Bis 2030 könnte der Mikromobilitätsmarkt einen Wert von 500 Mrd. US-Dollar erreichen, so die Consultingagentur McKinsey. Viele Großstädte wie Paris oder Seattle sehen sich dazu veranlasst, Straßen für den Autoverkehr zu sperren und mehr Fahrradwege zu bauen. Zudem hat die COVID19-Pandemie dazu geführt, dass die Menschen sich wieder mehr auf ihre lokale Umgebung konzentrieren – ein Trend, der sich im Konzept der „15-Minuten-Stadt“ widerspiegelt, in der alle wichtigen Einrichtungen und Angebote in diesem Radius für die Bürger erreichbar sind.

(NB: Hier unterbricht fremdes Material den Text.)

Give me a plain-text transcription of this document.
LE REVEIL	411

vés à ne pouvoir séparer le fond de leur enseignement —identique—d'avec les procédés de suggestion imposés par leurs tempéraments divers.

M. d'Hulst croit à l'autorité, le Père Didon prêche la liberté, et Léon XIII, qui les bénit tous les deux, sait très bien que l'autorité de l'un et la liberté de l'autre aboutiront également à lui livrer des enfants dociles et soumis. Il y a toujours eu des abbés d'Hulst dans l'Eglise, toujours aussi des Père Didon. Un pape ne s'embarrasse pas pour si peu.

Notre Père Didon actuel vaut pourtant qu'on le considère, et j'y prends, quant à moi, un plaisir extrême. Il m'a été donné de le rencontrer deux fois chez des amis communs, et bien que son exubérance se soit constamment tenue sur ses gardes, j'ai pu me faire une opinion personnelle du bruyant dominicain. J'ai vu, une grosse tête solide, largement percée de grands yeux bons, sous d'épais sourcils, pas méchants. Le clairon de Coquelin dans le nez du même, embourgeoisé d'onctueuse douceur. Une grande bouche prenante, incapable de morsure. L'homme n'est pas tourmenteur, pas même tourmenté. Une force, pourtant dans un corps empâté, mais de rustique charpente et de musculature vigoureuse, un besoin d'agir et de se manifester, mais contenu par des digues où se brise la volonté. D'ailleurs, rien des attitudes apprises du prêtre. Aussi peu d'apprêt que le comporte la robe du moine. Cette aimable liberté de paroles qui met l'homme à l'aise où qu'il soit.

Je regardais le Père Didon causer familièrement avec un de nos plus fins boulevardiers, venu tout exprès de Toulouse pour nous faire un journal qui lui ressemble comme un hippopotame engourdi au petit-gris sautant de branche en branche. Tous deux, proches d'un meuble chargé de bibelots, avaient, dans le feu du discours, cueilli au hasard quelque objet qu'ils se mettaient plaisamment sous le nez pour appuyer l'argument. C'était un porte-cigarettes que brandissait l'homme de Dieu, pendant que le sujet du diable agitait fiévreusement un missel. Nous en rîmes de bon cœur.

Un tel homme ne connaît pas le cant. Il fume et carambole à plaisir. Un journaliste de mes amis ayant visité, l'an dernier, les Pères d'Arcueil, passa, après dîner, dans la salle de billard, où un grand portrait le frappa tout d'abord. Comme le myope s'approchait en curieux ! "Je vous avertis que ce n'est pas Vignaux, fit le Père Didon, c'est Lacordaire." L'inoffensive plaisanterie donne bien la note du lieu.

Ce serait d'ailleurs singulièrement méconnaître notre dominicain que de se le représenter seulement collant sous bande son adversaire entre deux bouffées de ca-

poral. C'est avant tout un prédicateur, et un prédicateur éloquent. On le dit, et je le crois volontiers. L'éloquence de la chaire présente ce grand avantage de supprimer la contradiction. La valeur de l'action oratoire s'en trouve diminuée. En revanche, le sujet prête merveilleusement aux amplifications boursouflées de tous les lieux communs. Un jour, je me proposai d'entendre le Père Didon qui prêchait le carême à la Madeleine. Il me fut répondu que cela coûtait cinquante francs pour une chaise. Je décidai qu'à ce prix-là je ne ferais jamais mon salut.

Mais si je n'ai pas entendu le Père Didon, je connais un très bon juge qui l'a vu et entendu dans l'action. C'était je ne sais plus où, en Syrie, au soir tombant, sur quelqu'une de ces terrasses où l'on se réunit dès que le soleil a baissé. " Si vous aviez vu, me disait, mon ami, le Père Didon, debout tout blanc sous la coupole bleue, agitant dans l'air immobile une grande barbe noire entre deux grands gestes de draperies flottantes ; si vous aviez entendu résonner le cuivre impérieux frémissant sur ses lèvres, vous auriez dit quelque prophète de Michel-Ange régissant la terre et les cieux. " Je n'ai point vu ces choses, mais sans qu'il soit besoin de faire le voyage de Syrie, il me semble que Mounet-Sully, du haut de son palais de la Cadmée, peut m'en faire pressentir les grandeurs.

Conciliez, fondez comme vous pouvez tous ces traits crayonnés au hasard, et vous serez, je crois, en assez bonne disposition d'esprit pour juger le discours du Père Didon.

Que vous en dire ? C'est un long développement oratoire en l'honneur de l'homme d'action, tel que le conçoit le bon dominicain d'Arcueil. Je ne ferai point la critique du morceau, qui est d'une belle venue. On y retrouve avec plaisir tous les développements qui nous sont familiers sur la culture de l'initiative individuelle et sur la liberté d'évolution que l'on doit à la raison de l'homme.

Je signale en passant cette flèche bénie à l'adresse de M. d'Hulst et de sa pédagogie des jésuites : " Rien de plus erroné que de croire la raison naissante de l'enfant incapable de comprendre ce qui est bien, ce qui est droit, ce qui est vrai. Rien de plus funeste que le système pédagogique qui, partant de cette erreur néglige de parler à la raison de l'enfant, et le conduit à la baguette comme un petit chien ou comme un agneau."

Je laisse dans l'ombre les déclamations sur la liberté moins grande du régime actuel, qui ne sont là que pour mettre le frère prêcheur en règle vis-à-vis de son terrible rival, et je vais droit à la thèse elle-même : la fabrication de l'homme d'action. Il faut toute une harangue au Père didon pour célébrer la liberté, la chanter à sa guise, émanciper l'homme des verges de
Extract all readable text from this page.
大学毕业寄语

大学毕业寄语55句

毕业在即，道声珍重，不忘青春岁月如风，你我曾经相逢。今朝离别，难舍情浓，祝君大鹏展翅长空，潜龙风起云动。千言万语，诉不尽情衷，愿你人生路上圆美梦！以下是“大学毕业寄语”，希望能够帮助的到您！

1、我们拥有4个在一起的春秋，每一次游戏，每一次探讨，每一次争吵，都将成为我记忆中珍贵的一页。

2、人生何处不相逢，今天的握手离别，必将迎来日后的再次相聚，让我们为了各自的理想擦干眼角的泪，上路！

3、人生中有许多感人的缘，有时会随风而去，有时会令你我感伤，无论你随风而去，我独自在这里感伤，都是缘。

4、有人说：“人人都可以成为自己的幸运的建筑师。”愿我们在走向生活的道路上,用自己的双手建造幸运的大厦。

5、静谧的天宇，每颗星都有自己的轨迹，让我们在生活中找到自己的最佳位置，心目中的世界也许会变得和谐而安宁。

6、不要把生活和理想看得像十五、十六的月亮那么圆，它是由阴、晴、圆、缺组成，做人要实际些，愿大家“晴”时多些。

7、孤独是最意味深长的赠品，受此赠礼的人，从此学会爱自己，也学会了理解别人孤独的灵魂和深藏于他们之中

Natürlich wird dafür viel mehr Infrastruktur benötigt, wie z.B. flächendeckende Lademöglichkeiten in den Metropolregionen. Außerdem können wir uns auf mehr Regulierung und Kontrolle einstellen– sowohl der Mikromobilitätsunternehmen als auch der Nutzer. Und das Potenzial geht über die physische Infrastruktur hinaus. Intelligente Städte und Unternehmen, die auf Mikromobilität setzen, können diese durch Apps, die einen Anreiz zu ihrer Nutzung bieten, erleichtern und fördern.
Und wenn doch das Auto gebraucht wird, muss es vor allem für die jüngere Generation nicht mehr das eigene Fahrzeug sein. Zwar ist das Auto weiterhin sehr wichtig für die jüngere Generation, es muss sich aber in einen aktiven, umweltbewussten Lebensstil integrieren lassen. Fahrräder, Scooter, Shuttles und Skateboards hingegen prägen immer mehr das Bild unserer Städte. Klein, leicht, umweltfreundlich und einfach mit anderen zu teilen – die Vorherrschaft des Autos als Verkehrsmittel der Wahl wackelt. Willkommen in der Mikromobilitätsrevolution.